Venue: Tencent Meeting ID: 440 891 439
Title: Two counterexamples stemming from Raynaud's surfaces
Speaker: Lei Zhang (University of Science and Technology of China)
Abstract: Subadditivity of Kodaira dimensions and adjoint linear system are two classical problems in the classification of varieties. Concerning the two problems in characteristic $p$, for a long time, we have the same expectations as in characteristic zero, namely, the so called Iitaka conjecture and Fujita conjecture. But we constructed counterexamples last year, which stem from the construction of Raynaud's surfaces. In this talk, we will talk about our examples and propose reasonable expectations. These are joint work with Y. Gu, Y. Zhang, P. Cascini, S. Ejiri and J. Kollar.
Venue: Tencent Meeting
Title: Quillen metric, BCOV invariant and motivic integration
Speaker: Yeping Zhang (Korea Institute for Advanced Study)
Abstract: Bershadsky, Cecotti, Ooguri and Vafa constructed a real valued invariant for Calabi-Yau manifolds, which is now called the BCOV invariant. The BCOV invariant is conjecturally related to the Gromov-Witten theory via mirror symmetry. In this talk, we prove the conjecture that birational Calabi-Yau manifolds have the same BCOV invariant. We also build an analogue between the BCOV invariant and the motivic integration. The result presented in this talk is a joint work with Lie Fu.
Venue: Tencent Meeting
Title: Stability conditions and Fujita's conjecture
Speaker: Hao Sun (Shanghai Normal University)
Abstract: We will introduce the definition of Bridgeland stability conditions and the recent progress on the construction of Bridgeland stability conditions on projective threefolds with vanishing Chern classes. The application to Fujita's conjecture will also be discussed.
Venue: Tencent Meeting
Title: $n$ dimensional Minimal models with Kodaira dimension $n-1$ and trivial $c_1^{n-2}c_2$
Speaker: Feng Hao (Katholieke Universiteit Leuven)
Abstract: In this talk, I will give a classification of minimal models of dimension $n$, Kodaira dimension $n-1$ and trivial $c_1^{n-2}c_2$, which is a question proposed by Kollar in dimension three. Also, I will show for minimal threefolds, $c_1c_2$ are either $0$ or universally bounded away from $0$. This is a joint work with Stefan Schreieder.
Venue: Tencent Meeting
Title: Projective manifolds whose tangent bundle contains a strictly nef subsheaf
Speaker: Wenhao Ou (Academy of Mathematics and Systems Science, Chinese Academy of Sciences)

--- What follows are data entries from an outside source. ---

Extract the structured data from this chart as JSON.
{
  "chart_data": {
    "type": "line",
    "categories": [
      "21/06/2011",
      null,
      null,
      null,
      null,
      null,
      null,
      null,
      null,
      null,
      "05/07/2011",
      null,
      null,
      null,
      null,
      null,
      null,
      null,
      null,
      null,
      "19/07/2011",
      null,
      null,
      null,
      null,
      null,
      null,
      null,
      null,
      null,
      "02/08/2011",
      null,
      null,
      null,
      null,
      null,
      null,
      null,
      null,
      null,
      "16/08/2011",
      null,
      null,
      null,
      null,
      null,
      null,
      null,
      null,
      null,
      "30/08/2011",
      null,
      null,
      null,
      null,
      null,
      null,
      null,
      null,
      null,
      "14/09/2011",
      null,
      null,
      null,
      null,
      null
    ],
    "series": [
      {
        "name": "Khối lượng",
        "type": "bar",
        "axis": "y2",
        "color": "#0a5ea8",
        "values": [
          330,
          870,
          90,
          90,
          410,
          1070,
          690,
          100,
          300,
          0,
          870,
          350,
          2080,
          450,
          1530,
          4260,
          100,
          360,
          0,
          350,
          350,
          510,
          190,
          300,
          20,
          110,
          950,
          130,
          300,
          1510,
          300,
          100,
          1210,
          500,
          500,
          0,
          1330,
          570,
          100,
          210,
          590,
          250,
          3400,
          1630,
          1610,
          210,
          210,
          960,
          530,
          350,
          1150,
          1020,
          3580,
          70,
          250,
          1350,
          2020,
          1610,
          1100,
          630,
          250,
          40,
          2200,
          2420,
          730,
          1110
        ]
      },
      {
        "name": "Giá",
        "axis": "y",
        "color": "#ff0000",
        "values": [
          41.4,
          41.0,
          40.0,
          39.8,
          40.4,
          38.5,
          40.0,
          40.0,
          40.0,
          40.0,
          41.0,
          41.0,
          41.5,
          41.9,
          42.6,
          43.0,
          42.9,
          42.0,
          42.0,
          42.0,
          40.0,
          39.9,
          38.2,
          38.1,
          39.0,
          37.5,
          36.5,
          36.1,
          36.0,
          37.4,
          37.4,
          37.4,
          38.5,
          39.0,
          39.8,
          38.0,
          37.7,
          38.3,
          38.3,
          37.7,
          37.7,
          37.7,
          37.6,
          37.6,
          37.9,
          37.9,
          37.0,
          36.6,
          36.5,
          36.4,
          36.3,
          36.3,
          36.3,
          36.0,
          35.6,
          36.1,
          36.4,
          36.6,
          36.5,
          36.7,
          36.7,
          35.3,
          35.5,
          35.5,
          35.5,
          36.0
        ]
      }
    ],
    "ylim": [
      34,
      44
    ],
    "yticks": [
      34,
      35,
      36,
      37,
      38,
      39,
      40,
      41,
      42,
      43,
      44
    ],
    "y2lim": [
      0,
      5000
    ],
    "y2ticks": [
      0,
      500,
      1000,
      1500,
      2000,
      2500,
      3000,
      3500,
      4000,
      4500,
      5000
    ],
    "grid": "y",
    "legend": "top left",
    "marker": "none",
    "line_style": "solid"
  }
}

Abstract: If $X$ is a projective manifold whose tangent bundle $T_X$ contains a strictly nef locally free subsheaf, we prove that $X$ is isomorphic to a projective bundle over a hyperbolic manifold. This is joint with Jie Liu and Xiaokui Yang.
Venue: Tencent Meeting
Title: Finite $p$-groups of birational automorphisms and a characterization of rational varieties
Speaker: Jinsong Xu (Xi'an Jiaotong Liverpool University)
Abstract: We study finite $p$-subgroups of birational automorphism groups. We prove that there exists a constant $R(n)$ such that a rationally connected variety of dimension $n$ over an algebraically closed field is rational if its birational automorphism group contains a $p$-subgroups of maximal rank for $p>R(n)$. We will also discuss some related questions on finite $p$-groups.